Around the perimeter of the room, she saw cabinets, a desk, a couple of side tables. A door opened off to a washroom. And she found the biggest walk-in closet she’d ever seen. But only a few rags remained hanging.
Hutch looked, but did not touch. Alyx could make out a robe and a pair of leggings. Two different sizes, she thought.
“The correct number of limbs,” said Hutch.
There was one more bedroom, and another closet with fragments of apparel.
“I think we’ve settled one issue,” she told Hutch.
“What’s that?”
“There were two of them here.”
One large, one small. One male, one female. Alyx had a good imagination, and she could visualize the garments in better times, red and gold robes, say, and leggings that were summer green.

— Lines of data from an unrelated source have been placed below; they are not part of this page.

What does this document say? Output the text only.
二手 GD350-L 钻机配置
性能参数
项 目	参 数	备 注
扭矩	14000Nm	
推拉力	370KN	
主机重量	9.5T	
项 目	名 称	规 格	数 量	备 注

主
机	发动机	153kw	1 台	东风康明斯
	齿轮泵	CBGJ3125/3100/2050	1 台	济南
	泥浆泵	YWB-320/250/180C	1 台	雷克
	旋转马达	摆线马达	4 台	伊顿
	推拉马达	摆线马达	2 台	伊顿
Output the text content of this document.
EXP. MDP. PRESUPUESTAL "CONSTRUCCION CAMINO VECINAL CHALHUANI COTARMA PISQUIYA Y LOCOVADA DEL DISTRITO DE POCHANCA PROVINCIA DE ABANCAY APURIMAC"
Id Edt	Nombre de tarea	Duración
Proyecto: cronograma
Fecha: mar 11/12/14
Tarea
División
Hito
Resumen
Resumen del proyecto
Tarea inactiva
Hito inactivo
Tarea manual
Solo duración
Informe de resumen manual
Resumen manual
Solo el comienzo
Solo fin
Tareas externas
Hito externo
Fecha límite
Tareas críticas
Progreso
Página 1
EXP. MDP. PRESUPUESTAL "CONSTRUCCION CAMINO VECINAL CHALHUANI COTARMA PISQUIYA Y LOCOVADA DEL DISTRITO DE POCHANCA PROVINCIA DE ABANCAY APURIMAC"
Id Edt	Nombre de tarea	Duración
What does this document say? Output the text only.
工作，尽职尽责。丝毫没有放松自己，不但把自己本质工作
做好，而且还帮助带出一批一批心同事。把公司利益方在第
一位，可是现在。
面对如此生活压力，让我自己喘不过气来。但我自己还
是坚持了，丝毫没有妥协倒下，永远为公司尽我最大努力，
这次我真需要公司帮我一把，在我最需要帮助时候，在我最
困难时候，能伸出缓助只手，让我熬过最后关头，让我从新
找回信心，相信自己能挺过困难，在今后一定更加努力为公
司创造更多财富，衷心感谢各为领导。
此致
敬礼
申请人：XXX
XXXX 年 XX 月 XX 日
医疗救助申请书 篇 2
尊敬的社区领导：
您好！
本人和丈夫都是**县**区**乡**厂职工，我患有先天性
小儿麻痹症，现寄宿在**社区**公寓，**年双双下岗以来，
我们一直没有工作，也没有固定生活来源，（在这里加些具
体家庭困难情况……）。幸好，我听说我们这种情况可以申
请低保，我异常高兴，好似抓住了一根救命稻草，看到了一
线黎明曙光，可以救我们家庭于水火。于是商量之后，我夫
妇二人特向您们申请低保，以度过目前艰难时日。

They also found several pairs of shoes. More like moccasins, actually. Size thirties, she thought. And a couple of hats. Not in very good condition, of course, but recognizable for what they were. One looked like a cap that Robin Hood might have worn. It even had a place to put a feather.
Alyx had half expected to find remains on the upper level. She kept wondering about the lander waiting outside for someone who never showed up. “I think they’re here somewhere, Hutch,” she said. Maybe up in the cupola. But even when they climbed a spiral staircase up to that highest point in the house, it was only another room, a kind of den, windows on all sides, chairs that looked lush but were rock hard, a display screen, and more books.
Downstairs, they found more closets, and more garments.
George’s voice broke in over the circuit. “Hutch, we’re going to want to establish a base here for a while. Is that feasible? Is there any way we can do it?”
“Sure,” she said. “Provided you don’t mind operating out of the lander.”
“I might have a better idea,” said Tor. “The pocket dome is down in storage somewhere. If you can refill the air tanks, and recharge it, we could move that down here. Put it in the courtyard.”
“That would work,” said Hutch.
“Hey!” Nick’s voice. “This is strange.”
“Where are you, Nick?” asked George.
“Downstairs back room. Take a look at this.”
Alyx left Hutch and hurried back down out of the cupola to the ground level, walked to the back of the house, and bumped into Nick for the second time that night. He was standing just inside the doorway.
The room was utterly empty. No tables, no chairs, no curtains, no pictures on the wall. No books. There was another cavernous walk-in closet, but nothing hung in it.
Tor and George were right behind her. And a moment later, Hutch. They all hesitated at the doorway before coming in.
Nick continued to play his lamp around the bare walls. Some spaces were discolored. “There were pictures up here,” he said. “At one time.”
Alyx imagined where the furniture would have been. Sofa against that wall, chair over there. Maybe a desk. It looked as if it might have been a workroom of one kind or another. The back wall had been home to a pair of shelves.
“You know what it reminds me of?” said Nick. “The empty chamber at the moonbase.”